A presença do Espírito é que dá vida e sustentação à ação da Igreja de Cristo. Desse modo, embora a liturgia celebre a festa de Pentecostes apenas em um domingo do ano, devemos estar cientes de que a vinda do Espírito não foi um fenômeno que aconteceu só naquele dia, mas que continua a ocorrer todos os dias, em todas as comunidades cristãs, falando coletivamente, e em cada cristão, falando subjetivamente. Pelo sacramento da crisma, cada cristão celebra o seu Pentecostes particular, recebendo o Espírito já não mais em forma de língua de fogo, mas nem por isso de um modo menos abrasador. Pelo batismo, nós ingressamos na comunidade dos cristãos, mas é pela crisma que nos habilitamos verdadeiramente para o exercício do envio à missão, da mesma forma como aconteceu com os apóstolos, naquele dia de Pentecostes. São Paulo, na epístola aos Coríntios (1Cor 12, 4) diz que há diversidade de dons, mas um mesmo é o Espírito. Então, a missão de cada um dentro da Igreja pode ser diferente, mas nos anima e nos une o mesmo Espírito. Os cristãos ordenados, os clérigos, têm a missão de testemunhar Cristo e de anunciá-lo a todos, pregando a palavra e “presidindo” os trabalhos, seguindo na frente (esse é o sentido original do verbo latino praesum=presidir, ir na frente). Os cristãos não ordenados, os leigos, têm a missão de testemunhar Cristo e anunciá-lo a todos com o seu exemplo, com as suas obras e atitudes.

Ma mesma carta a Coríntios (1Cor 12,12), Paulo explica e exemplifica de maneira bem didática essa diversidade de dons, de carismas, de tarefas, através da analogia com o corpo humano: “Como o corpo é um, embora tenha muitos membros, e como todos os membros do corpo, embora sejam muitos, formam um só corpo, assim também acontece com Cristo.” É a conhecida doutrina teológica do “corpo místico de Cristo”, da qual já ouvimos falar tantas vezes, mas é sempre oportuno recordá-la, para que nos conscientizemos da função que cada um de nós deve assumir nesse contexto. Não é necessário fazer nenhum esforço, basta deixar agir o Espírito que está em cada um de nós, basta ouvir a voz da nossa consciência, que nos transmite a mensagem vinda do Espírito.
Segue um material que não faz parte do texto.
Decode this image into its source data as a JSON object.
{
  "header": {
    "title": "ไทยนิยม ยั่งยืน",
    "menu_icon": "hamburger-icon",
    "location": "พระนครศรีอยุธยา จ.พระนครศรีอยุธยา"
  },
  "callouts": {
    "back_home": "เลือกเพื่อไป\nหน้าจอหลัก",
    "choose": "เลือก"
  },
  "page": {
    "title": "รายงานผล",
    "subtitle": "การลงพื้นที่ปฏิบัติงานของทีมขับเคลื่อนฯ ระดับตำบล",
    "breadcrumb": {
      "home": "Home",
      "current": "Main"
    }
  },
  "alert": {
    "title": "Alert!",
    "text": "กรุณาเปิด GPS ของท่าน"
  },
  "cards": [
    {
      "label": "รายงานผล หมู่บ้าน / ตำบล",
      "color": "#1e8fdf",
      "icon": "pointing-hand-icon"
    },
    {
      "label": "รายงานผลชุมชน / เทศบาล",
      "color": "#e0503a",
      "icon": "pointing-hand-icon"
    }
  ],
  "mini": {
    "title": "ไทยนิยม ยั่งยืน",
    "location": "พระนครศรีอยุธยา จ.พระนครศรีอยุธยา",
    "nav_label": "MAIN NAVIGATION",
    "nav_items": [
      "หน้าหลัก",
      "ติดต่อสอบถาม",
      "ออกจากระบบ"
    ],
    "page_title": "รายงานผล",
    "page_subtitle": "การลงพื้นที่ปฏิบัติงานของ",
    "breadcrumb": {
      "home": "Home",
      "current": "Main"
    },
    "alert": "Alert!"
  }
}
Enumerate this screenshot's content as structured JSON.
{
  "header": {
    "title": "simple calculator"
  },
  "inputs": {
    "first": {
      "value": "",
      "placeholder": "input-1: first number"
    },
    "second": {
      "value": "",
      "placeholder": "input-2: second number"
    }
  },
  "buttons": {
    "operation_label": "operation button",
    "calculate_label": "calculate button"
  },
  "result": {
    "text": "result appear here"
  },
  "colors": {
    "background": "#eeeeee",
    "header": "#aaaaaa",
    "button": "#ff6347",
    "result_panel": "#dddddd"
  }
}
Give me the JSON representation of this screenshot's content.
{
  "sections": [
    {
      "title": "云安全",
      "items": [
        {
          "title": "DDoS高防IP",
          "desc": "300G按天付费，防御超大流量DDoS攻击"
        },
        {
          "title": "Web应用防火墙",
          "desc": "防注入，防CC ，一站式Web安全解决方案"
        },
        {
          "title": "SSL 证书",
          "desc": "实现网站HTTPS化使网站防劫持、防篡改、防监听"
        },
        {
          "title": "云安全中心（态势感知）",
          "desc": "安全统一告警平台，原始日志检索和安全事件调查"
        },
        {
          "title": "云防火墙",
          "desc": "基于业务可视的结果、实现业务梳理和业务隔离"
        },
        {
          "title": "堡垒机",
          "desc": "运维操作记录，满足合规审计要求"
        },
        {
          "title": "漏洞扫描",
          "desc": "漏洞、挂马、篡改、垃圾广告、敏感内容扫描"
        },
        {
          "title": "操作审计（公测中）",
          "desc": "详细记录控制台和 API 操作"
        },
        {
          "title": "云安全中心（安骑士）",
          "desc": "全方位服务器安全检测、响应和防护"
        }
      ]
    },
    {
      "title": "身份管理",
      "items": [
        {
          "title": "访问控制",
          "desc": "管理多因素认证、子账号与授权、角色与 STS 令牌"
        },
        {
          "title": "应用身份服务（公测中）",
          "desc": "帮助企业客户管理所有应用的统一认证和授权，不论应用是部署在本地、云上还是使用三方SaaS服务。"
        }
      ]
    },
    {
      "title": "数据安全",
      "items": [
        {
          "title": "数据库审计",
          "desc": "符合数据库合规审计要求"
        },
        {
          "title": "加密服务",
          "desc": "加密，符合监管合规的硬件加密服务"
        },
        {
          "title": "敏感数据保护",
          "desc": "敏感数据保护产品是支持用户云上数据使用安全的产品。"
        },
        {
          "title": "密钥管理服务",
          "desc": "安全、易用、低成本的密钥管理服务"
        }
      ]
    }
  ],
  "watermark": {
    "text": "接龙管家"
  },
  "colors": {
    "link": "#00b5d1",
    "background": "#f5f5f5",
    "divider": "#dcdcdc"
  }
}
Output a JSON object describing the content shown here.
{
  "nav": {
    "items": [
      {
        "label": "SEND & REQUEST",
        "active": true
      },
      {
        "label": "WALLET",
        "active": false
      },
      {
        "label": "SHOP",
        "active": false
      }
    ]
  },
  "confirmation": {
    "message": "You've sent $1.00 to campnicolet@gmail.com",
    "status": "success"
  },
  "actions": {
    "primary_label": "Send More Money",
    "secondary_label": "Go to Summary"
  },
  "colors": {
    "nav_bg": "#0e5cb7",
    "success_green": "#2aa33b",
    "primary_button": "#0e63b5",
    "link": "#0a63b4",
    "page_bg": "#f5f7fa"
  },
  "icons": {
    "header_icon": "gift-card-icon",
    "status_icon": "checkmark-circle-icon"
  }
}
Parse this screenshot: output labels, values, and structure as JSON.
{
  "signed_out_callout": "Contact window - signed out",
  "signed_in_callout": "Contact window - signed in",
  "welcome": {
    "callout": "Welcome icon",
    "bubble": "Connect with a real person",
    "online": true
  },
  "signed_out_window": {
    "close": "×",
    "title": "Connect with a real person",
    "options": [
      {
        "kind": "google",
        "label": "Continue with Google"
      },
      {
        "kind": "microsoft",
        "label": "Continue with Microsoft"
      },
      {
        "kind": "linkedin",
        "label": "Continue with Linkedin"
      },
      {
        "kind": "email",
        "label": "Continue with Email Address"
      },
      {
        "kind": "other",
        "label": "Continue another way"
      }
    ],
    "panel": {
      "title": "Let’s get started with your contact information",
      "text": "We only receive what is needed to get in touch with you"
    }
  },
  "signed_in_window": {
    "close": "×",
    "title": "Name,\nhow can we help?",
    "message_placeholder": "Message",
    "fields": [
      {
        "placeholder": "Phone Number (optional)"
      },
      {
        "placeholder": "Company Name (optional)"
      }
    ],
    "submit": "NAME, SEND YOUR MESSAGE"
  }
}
Todos sabemos que o exemplo vale mais do que as palavras. Então, o nosso maior testemunho será viver o dia a dia como autênticos cristãos. Mais do que pregar, discursar ou discutir religião com as pessoas, o nosso maior testemunho será com o bom exemplo silencioso, coerente, convicto, que produz muito mais efeito do que certas pregações de palavras bíblicas ao vento, levadas por aparelhos sonoros.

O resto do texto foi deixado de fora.